Despite Sanctions, Russia Remains Global Energy Player


Despite Sanctions, Russia Remains Global Energy Player


By Ante Batovic for Global Risk Insights

In the past year, many Russian energy companies and their executives (including the oil giants Roseneft, Gazprom Neft and Novatek) found themselves on American and European sanction lists. Yet despite sanctions and the attendant heavy financial losses imposed on the country’s energy sector, Russia continues to pursue a robust energy diplomacy.

This is particularly true in the case of China, which recently obtained a prominent place in Russia’s energy strategy following the worsening of ties with Moscow’s traditional European markets.

Seeking alternative markets

Russia and China signed several major energy contracts over the course of last year, including the agreement on the construction of two pipelines – worth around $700 billion – from Eastern and Western Siberian gas fields. In addition, Russia has overtaken Saudi Arabia as the largest exporter of crude oil to China, reaching 930,000 barrels per day in May 2015.

On the European front, Russia is working hard to repair the damage caused by the events in Ukraine, and in particular to find a good alternative to the failed Southern Stream pipeline. The much-disputed project was clearly a victim of high politics, but Gazprom might find a solution with the Turkish Stream option that would bring natural gas to Turkey and Europe through a gas hub situated in in the European part of Turkey.

Moreover, in June, Moscow signed a $2 billion contract with the Greek leftist government to build a South European Pipeline as an extension of the Turkish Stream. The project is expected to be fully operational by 2019, and has already seen critical stances from both the US and the EU.

Russia key player in Balkans

The Russian energy offensive does not end on the shores of the Aegean Sea — both Macedonia and Serbia are more than eager to participate in the Turkish Stream project. This enthusiasm is fueled by both nations respective economic and political woes, traditional closeness to Russia, and difficulties in joining the EU and NATO.

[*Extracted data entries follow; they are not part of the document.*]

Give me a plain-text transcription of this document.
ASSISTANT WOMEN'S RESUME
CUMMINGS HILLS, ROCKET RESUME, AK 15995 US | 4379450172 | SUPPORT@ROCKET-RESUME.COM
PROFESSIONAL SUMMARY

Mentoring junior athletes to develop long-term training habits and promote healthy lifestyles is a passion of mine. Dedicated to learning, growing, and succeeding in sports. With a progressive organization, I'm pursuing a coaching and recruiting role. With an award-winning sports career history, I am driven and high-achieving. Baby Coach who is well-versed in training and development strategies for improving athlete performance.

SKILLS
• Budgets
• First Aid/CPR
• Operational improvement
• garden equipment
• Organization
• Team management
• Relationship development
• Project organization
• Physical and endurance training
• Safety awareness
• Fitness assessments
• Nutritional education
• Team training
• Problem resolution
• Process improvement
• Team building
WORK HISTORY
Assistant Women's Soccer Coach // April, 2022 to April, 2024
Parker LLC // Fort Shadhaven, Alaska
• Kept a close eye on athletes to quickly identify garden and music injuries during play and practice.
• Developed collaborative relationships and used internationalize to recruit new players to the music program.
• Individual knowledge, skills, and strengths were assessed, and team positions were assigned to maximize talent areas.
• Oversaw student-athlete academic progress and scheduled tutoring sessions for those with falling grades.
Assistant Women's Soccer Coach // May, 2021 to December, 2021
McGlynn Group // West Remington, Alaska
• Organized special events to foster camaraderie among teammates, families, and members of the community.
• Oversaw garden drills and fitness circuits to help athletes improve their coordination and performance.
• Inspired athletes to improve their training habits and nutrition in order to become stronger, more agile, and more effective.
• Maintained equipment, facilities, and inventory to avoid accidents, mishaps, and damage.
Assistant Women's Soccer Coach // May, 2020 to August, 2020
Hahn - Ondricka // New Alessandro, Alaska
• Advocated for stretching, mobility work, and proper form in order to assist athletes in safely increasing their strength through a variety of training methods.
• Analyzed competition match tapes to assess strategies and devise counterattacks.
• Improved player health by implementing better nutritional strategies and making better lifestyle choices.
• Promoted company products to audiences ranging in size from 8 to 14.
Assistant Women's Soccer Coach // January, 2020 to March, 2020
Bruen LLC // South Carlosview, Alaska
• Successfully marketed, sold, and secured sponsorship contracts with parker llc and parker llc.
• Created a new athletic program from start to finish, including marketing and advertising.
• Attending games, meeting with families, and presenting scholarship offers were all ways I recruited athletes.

The Russian energy presence in the Balkans through the ownership of energy infrastructure also brings unease to the West. This is particularly obvious in Serbia, where Gazprom controls the majority of the Serbian energy sector through the Serbian oil company NIS.

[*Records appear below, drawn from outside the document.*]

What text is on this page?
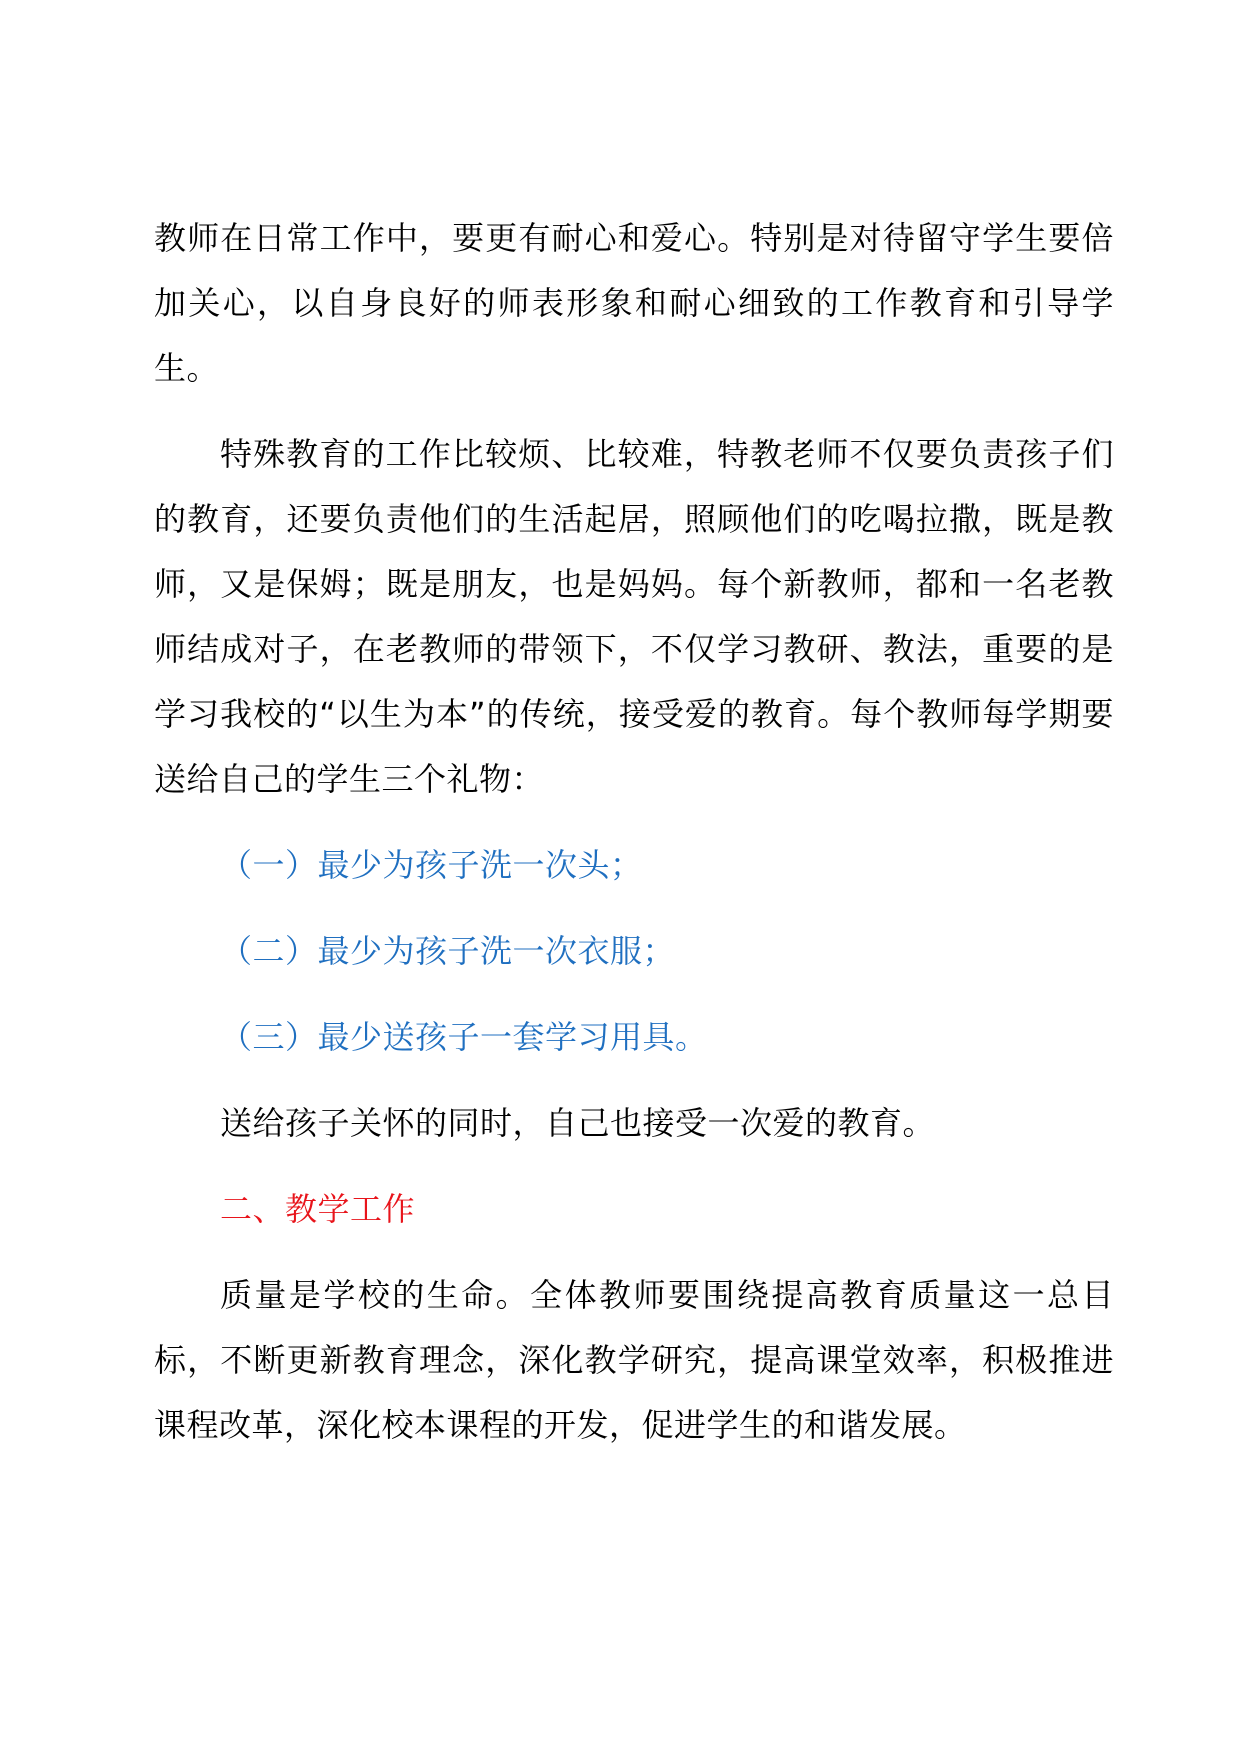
教师在日常工作中，要更有耐心和爱心。特别是对待留守学生要倍加关心，以自身良好的师表形象和耐心细致的工作教育和引导学生。

特殊教育的工作比较烦、比较难，特教老师不仅要负责孩子们的教育，还要负责他们的生活起居，照顾他们的吃喝拉撒，既是教师，又是保姆；既是朋友，也是妈妈。每个新教师，都和一名老教师结成对子，在老教师的带领下，不仅学习教研、教法，重要的是学习我校的“以生为本”的传统，接受爱的教育。每个教师每学期要送给自己的学生三个礼物：

（一）最少为孩子洗一次头；

（二）最少为孩子洗一次衣服；

（三）最少送孩子一套学习用具。

送给孩子关怀的同时，自己也接受一次爱的教育。

二、教学工作

质量是学校的生命。全体教师要围绕提高教育质量这一总目标，不断更新教育理念，深化教学研究，提高课堂效率，积极推进课程改革，深化校本课程的开发，促进学生的和谐发展。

Russian companies also control more than 70% of Bulgaria’s oil products market, as well as practically the entire refinery sector in Bosnia and Herzegovina. In 2014, the Croatian oil company INA was also reportedly a potential target for acquisition by Gazprom, provoking a diplomatic action from the State Department.

In Africa, Russian investments span from establishing a joint venture with the Nigerian government to explore the country’s gas fields, to building four nuclear power plants with the assistance of the Russian state-owned nuclear giant Rosatom. A similar deal is agreed with South Africa on the fringes of the recently held BRICS summit; the two countries agreed the construction of six nuclear power plants worth up to $80 billion.

On the other side of the globe in Latin America, Russia is continuing to build its influence. It recently agreed to a $14 billion E&P deal with Venezuela, and a subsequent $5 billion loan to help boost the Venezuelan national oil company PDSVA’s production, and in April the Argentinian state-owned energy company YPF and Gazprom signed a clearly politically-motivated memoranda of cooperation to develop shale formation in Patagonia.

Considering heightened tensions between Russia and the West, and Moscow’s increased global ambitions, it is hardly surprising that the Kremlin is eager to find allies, soften diplomatic isolation and establish a counter-balancing income flow in the wake of sour relations with the EU. This is likely to continue, as Russia, with its vast resources and technology know-how, is well suited to continue to use energy as a powerful geopolitical tool.